As more patients turn to the internet for medical education, the study identified an opportunity for medical institutions to help patients by understanding what information they are getting online and how institutions can improve online resources in the future. “Patients are likely seeking out information about their medical conditions and procedures online primarily due to convenience and familiarity with the internet, particularly YouTube,” said Thomas Lee, MD, resident physician at Rutgers New Jersey Medical School and the study’s lead author. “Most people only have limited time to talk to a clinician about an ICD placement, so it would make sense that they would take to the internet to learn more about it. While we can’t stop our patients from getting information online, nor would we want to curtail their access to information about their conditions, it is important that the medical community work to ensure higher quality information that provides a full picture of a treatment or procedure is available.”
According to the researchers, internet behavior data suggest that 80% of individuals search online for health information, with 56% searching for information on medical treatments or procedures. A recent Health Information National Trends Survey estimated 40% of Americans viewed YouTube videos regarding health and medical information in 2020.

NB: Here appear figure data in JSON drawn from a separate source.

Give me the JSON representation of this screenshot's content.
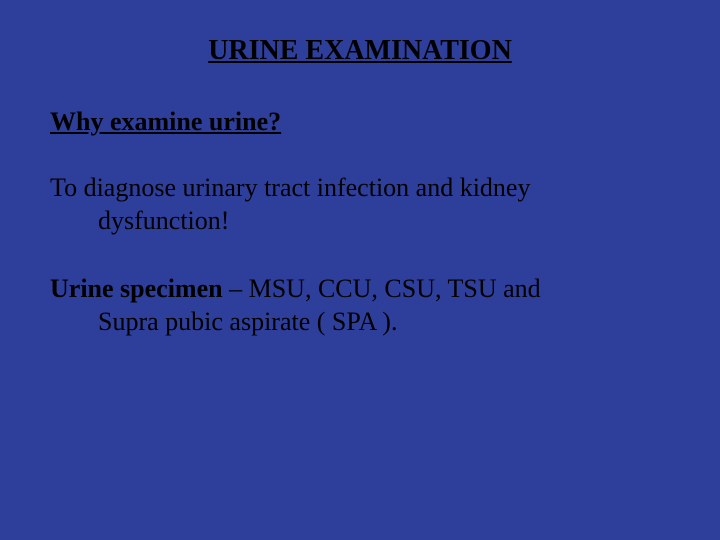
{
  "background_color": "#2e3e9b",
  "text_color": "#000000",
  "font_family": "Times New Roman",
  "title": {
    "text": "URINE EXAMINATION",
    "fontsize": 28,
    "bold": true,
    "underline": true,
    "align": "center"
  },
  "subheading": {
    "text": "Why examine urine?",
    "fontsize": 26,
    "bold": true,
    "underline": true
  },
  "body": {
    "line1": "To diagnose urinary tract infection and kidney",
    "line2": "dysfunction!",
    "fontsize": 26
  },
  "specimen": {
    "label": "Urine specimen",
    "rest_line1": " – MSU, CCU, CSU, TSU and",
    "rest_line2": "Supra pubic aspirate ( SPA ).",
    "fontsize": 26
  }
}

The issue is that on YouTube so much of the informative videos seem like they’re high quality because of a hospital setting or doctor narrating, but in reality, the video fails to convey the complete picture of an ICD placementThomas Lee
In this study, researchers performed a YouTube search using the term “Implantable Cardioverter Defibrillator,” before excluding lecture-styled videos, surgical and/or operating room videos, non-English language videos without subtitles, videos with irrelevant content, videos without audio or subtitles, and duplicates. Of the first 75 videos identified, 25 were excluded. The remaining 50 were categorized by uploader type: academic institution (29), medical device company (13) or independent uploader (8).
Video quality was assessed using modified DISCERN criteria (range: 0-25), which was developed to help patients judge information regarding treatment options and is used in patient-education literature to assess overall quality, bias and reliability of content. Using prior studies, the qualitative score cut-offs were: very poor (<9), poor (9-13), average (14-17), good (18-21) and excellent (22-25). Video quality was also assessed by an electrophysiologist-reviewed Novel Content Score (range: 0-10), which was designed to represent the information an electrophysiologist would present to a patient considering an ICD procedure. Similar qualitative score cut-offs were included: very poor (0-2.5), poor (2.6-40), average (4.1-6.0), good (6.1-8.0) and excellent (8.1-10). The researchers assessed video popularity through secondary outcomes, including views, likes, duration, days since upload and comments.
Overall, the videos assessed were found to be of poor quality and highly variable across both scoring systems. The average modified DISCERN score was 12.58 and the average Novel Content Score was 3.68. The researchers found videos uploaded by medical device companies had significantly lower modified DISCERN scores compared to academic institutions and independent uploaders. Earlier search result position had a significant positive correlation with the Novel Content Score, but not with the modified DISCERN score. There was also a significant positive correlation between video duration and both scoring criteria. None of the metrics of video popularity were found to correlate with video quality.
According to the researchers, the study demonstrates an opportunity for medical institutions to help patients by implementing new strategies to improve video content, quality and visibility as more patients seek online resources for patient education. For example, researchers found a majority of the videos failed to mention inappropriate shock as a possible outcome for ICDs. “It’s so important that patients have access to high quality information because of how challenging it can be to interact with medical professionals. Oftentimes a patient will have to wait weeks or even months before they can confidently have their questions answered,” Lee said. “The issue is that on YouTube so much of the informative videos seem like they’re high quality because of a hospital setting or doctor narrating, but in reality, the video fails to convey the complete picture of an ICD placement.”